• Acoustic highlighting is a terrific strategy to use while also building your child’s language up by imitating his words and adding just a little more.
  • Acoustic highlighting just means putting a bit more emphasis on the new word you’re adding for your child, by saying it a little more loudly, a little more slowly, a little more sing-song, or a little more expressively than the rest of the phrase you’re saying.
  • Just like highlighting with a yellow marker does for words on a page,acoustic highlighting adds a bit of emphasis and draws the child’s attention to what you want him to focus on.
  • Acoustic highlighting refers to spoken words, of course, but this strategy is easily adapted to signing – just add a bit more facial expression, size, range, or time to the new words you want to emphasize!

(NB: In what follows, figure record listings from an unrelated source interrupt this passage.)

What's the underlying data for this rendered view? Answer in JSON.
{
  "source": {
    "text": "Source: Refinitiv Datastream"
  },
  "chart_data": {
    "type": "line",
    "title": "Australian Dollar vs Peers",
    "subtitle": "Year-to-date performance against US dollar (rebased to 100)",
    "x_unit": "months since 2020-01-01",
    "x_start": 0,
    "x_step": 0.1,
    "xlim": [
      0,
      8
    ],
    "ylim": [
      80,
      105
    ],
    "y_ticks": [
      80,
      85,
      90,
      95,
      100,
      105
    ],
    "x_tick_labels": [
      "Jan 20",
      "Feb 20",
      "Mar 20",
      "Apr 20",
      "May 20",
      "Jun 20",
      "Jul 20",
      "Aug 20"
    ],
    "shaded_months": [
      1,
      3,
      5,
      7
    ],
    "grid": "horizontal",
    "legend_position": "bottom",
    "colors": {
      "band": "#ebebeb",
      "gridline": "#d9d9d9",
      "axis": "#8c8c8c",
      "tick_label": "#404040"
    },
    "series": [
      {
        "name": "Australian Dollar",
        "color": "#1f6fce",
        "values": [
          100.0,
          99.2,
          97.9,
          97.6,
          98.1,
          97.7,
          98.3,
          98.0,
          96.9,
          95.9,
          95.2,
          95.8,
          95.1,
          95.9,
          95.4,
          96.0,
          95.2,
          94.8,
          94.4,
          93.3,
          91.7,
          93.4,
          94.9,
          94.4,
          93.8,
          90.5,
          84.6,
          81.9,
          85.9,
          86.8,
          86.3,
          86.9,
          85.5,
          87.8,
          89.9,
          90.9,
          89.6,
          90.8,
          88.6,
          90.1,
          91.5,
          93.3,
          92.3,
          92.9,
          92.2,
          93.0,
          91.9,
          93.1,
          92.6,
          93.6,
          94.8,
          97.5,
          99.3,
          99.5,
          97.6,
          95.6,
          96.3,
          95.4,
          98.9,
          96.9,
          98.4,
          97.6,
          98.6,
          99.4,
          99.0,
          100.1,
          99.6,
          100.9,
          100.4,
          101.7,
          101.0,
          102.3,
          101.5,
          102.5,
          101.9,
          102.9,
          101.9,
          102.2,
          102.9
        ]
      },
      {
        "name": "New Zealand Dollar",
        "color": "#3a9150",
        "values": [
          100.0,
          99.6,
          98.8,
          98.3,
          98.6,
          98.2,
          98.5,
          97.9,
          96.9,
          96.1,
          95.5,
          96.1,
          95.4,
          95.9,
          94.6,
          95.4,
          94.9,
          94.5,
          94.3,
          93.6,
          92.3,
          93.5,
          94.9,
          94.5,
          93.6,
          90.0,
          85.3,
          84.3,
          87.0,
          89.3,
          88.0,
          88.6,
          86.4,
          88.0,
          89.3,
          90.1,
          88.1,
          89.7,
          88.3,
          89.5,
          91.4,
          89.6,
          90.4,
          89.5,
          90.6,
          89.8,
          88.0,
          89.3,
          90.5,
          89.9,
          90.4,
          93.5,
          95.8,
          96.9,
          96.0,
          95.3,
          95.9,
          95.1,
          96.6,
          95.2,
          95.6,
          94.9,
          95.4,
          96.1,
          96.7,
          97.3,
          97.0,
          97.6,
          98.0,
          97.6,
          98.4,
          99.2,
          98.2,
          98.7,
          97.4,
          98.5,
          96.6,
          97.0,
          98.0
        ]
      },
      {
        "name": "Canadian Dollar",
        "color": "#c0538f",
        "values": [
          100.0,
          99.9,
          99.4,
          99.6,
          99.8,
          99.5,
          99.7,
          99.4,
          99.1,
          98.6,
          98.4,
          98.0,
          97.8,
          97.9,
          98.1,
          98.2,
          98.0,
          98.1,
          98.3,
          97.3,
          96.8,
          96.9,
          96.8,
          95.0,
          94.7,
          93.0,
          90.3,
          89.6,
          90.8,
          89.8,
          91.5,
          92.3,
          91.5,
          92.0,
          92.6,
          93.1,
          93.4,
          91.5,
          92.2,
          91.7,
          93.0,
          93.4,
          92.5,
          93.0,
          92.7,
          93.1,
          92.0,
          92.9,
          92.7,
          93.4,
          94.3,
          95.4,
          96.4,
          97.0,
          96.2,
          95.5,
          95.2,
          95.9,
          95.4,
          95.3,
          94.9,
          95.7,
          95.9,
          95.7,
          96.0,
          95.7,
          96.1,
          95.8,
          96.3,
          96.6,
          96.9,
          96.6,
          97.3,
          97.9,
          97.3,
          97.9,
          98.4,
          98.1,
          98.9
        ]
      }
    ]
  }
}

  • Here’s an example, if your child tells you his book bag is “broken”, you can emphasize the new word, “torn”, but saying it more slowly, and with a little more stress on the word:
    • Child: “My bag is broken.”
      Mom/Dad:  “Your book bag is torn. It has a hole in the bottom. It’s torn."
      Child “My book bag is torn.”

Tip #8: The Bottom Line:
Emphasize new words or ideas by saying them (signing them) a little more slowly, carefully, loudly (largely) so your child will pay more attention to them.